Search code examples
pythonunicodecharacter-encoding

Escape Unicode characters into ASCII, and converting them back into Unicode with no loss


I'm doing a Python project where I must encode a string into ASCII to use it, and later take it back and convert it back into Unicode. The problem is that the string may contain characters like accents, which aren't in the ASCII charset. I would like to escape these in some form in my string, then take them back with no loss.

I tried poking around with .encode and .decode to no avail, and looked at some answers on this site, but none convered both the encoding and decoding. I've seen the ascii function in Python, but it has no opposite.

Note: Using JSON, like proposed in the duplicate notes, isn't what I can do in that case. I needed to be able to have pure ASCII, which can be converted back later.
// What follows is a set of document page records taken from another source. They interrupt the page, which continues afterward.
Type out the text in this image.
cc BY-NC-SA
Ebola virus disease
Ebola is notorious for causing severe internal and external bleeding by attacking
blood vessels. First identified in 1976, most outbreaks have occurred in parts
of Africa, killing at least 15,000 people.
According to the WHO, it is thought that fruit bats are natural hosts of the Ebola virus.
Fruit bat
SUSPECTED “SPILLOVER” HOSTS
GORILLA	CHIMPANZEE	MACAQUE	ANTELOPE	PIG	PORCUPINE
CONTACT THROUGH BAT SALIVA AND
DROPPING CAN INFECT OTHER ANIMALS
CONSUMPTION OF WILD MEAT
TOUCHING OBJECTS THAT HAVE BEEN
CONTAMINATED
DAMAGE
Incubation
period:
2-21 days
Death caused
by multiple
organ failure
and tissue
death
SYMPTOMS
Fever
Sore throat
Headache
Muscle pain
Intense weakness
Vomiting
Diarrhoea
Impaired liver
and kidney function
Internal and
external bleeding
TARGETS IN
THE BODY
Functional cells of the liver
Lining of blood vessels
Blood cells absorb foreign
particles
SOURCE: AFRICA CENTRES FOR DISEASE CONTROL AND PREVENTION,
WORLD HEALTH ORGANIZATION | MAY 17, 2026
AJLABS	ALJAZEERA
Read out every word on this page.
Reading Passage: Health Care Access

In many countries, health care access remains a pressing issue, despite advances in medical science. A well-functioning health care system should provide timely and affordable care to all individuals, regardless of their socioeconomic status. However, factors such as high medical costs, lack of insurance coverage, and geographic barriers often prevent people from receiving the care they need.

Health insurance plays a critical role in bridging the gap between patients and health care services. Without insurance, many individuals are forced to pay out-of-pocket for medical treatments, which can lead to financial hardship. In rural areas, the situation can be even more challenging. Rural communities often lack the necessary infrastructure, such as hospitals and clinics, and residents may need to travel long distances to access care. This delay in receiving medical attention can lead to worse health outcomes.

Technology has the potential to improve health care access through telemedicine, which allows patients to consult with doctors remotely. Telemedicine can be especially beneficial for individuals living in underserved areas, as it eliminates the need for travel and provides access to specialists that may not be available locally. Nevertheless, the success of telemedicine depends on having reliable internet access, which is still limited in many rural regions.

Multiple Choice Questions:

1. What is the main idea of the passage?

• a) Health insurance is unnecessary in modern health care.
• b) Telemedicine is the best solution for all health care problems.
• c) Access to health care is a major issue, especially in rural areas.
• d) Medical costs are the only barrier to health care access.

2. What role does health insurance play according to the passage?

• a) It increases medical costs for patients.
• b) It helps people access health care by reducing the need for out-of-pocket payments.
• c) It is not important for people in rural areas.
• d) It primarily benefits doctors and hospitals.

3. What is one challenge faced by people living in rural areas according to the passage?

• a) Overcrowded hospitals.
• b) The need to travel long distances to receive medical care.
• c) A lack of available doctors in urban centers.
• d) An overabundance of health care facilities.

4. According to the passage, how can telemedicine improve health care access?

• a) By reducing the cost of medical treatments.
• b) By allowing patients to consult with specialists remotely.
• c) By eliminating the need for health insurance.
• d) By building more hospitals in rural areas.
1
2nd note: Using a byte format, also proposed in the duplicate notes, won't work either. I need a STRING in ASCII.


Solution

  • I would use urllib.parse.quote and urllib.parse.unquote for that purpose, simple example:

    import urllib.parse
    text_with_accent = "El Niño"
    ascii_text = urllib.parse.quote(text_with_accent)
    print(ascii_text)  # El%20Ni%C3%B1o
    print(ascii_text.isascii())  # True
    original_text = urllib.parse.unquote(ascii_text)
    print(text_with_accent==original_text)  # True
    

    urllib.parse is part of standard library so you do not need installing anything beyond python itself.